Varios estudios apuntan que esta terapia a largo plazo tiene algunos riesgos

Laura Tardón | Madrid

La evidencia no es rotunda, pero numerosos estudios advierten de los riesgos que pueden entrañar el uso a largo plazo los bifosfonatos, una clase de medicamentos comúnmente utilizados en personas con osteoporosis para mejorar la calidad del hueso. La Agencia Estadounidense del Medicamento (FDA, por sus siglas en inglés) se ha reunido con un comité de expertos para decidir si es seguro el tratamiento a partir del quinto año. En España, según algunos especialistas, se ha prescrito "en exceso".

"Nuestro país es el que más gasta del mundo en este tipo de fármacos y, sin embargo, no es el que más fracturas registra", afirma Santiago Muñoz, presidente electo de la Sociedad Española de Reumatología (SER). Con la intención de "prevenir y con buena voluntad", matiza, "se han tratado con bifosfonatos a mujeres desde el inicio de la menopausia [circunstancia que acelera la destrucción ósea], que estaban sanas y no habían tenido ninguna fractura".

Desde hace unos años, este sistema está cambiando. Teniendo en cuenta los posibles efectos adversos que puede ocasionar este tratamiento a partir de los cinco años, "sólo lo indicamos en grupos de riesgo".

Como explica este especialista, la densitometría (prueba para determinar la densidad mineral ósea) no debe ser el único criterio para prescribir los bifosfonatos. Hay otros factores de riesgo: si el paciente ha tenido una fractura previa, la edad (aumenta las probabilidades de osteoporosis), los antecedentes familiares de fracturas de cadera, su masa ósea baja, si es muy delgado, si tiene enfermedades que producen osteoporosis (como la artritis reumatoide) o si toma fármacos que aumentan las probabilidades (como los corticoides).
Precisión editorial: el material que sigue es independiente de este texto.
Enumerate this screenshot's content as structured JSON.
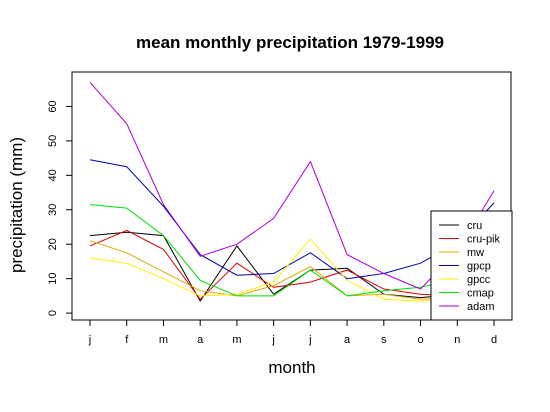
{
  "chart_data": {
    "type": "line",
    "title": "mean monthly precipitation 1979-1999",
    "xlabel": "month",
    "ylabel": "precipitation (mm)",
    "categories": [
      "j",
      "f",
      "m",
      "a",
      "m",
      "j",
      "j",
      "a",
      "s",
      "o",
      "n",
      "d"
    ],
    "yticks": [
      0,
      10,
      20,
      30,
      40,
      50,
      60
    ],
    "ylim": [
      -2,
      70
    ],
    "grid": false,
    "legend_position": "bottom-right",
    "series": [
      {
        "name": "cru",
        "color": "#000000",
        "values": [
          22.5,
          23.5,
          22.5,
          3.5,
          19.5,
          5.5,
          12.5,
          13.0,
          5.5,
          4.5,
          5.5,
          6.0
        ]
      },
      {
        "name": "cru-pik",
        "color": "#dd0000",
        "values": [
          19.5,
          24.0,
          18.5,
          4.0,
          14.5,
          7.5,
          9.0,
          12.5,
          7.0,
          5.5,
          5.0,
          5.5
        ]
      },
      {
        "name": "mw",
        "color": "#ddaa00",
        "values": [
          21.0,
          17.5,
          12.0,
          6.5,
          5.0,
          8.0,
          13.5,
          5.0,
          5.5,
          4.0,
          4.5,
          5.0
        ]
      },
      {
        "name": "gpcp",
        "color": "#0000aa",
        "values": [
          44.5,
          42.5,
          31.0,
          17.0,
          11.0,
          11.5,
          17.5,
          10.0,
          11.5,
          14.5,
          20.5,
          32.0
        ]
      },
      {
        "name": "gpcc",
        "color": "#ffee00",
        "values": [
          16.0,
          14.5,
          10.0,
          5.0,
          5.5,
          9.0,
          21.5,
          9.5,
          4.0,
          3.5,
          4.5,
          5.0
        ]
      },
      {
        "name": "cmap",
        "color": "#00dd00",
        "values": [
          31.5,
          30.5,
          22.5,
          9.5,
          5.0,
          5.0,
          12.5,
          5.0,
          6.5,
          7.5,
          10.0,
          12.0
        ]
      },
      {
        "name": "adam",
        "color": "#aa00dd",
        "values": [
          67.0,
          55.0,
          31.5,
          16.5,
          20.0,
          27.5,
          44.0,
          17.0,
          11.5,
          7.0,
          18.0,
          35.5
        ]
      }
    ]
  }
}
"Conjugando todos estos aspectos, nos podemos hacer una idea del riesgo de fracturas, también hay escalas que ayudan a decidir quién se puede beneficiar más del tratamiento preventivo", señala el doctor Muñoz, también jefe de Reumatología del Hospital Infanta Sofía de Madrid.


Un repaso de los efectos adversos

Según una revisión publicada en 'Cleveland Clinic Journal', hace varios años aparecieron casos de osteonecrosis de la mandíbula (muerte del hueso por falta de aporte sanguíneo) y la FDA pidió a la empresa fabricante que incluyera en su etiquetado la información sobre el riesgo de esta afección.

En un principio, se relacionaron con el tratamiento a base de bifosfonatos durante varios años. Después, como recuerdan los autores de la Universidad de Washington (Seatle, EEUU), se comprobó que este efecto adverso sólo aparecía en pacientes con cáncer que tomaban estos medicamentos para fortalecer la masa ósea, en los que se consideraba un riesgo asumible dados los beneficios potenciales. "Entre aquellos que sólo tenían osteoporosis, esta enfermedad se manifestaba en menos de una de cada 10.000 personas tratadas".

Otros trabajos científicos, como el publicado en la revista 'Journal of Orthopaedic Trauma', revelan que la toma de bifosfonatos a largo plazo puede ocasionar fracturas de fémur, un problema que suele darse en accidentes de coche, en ancianos o en personas muy debilitadas, no en pacientes mientras caminaban o estaban de pie. De los 20 participantes de este trabajo, 19 eran mujeres en tratamiento con alendronato (uno de los bifosfonatos más populares, aprobado desde 1995) desde hacía una media de 6,2 años.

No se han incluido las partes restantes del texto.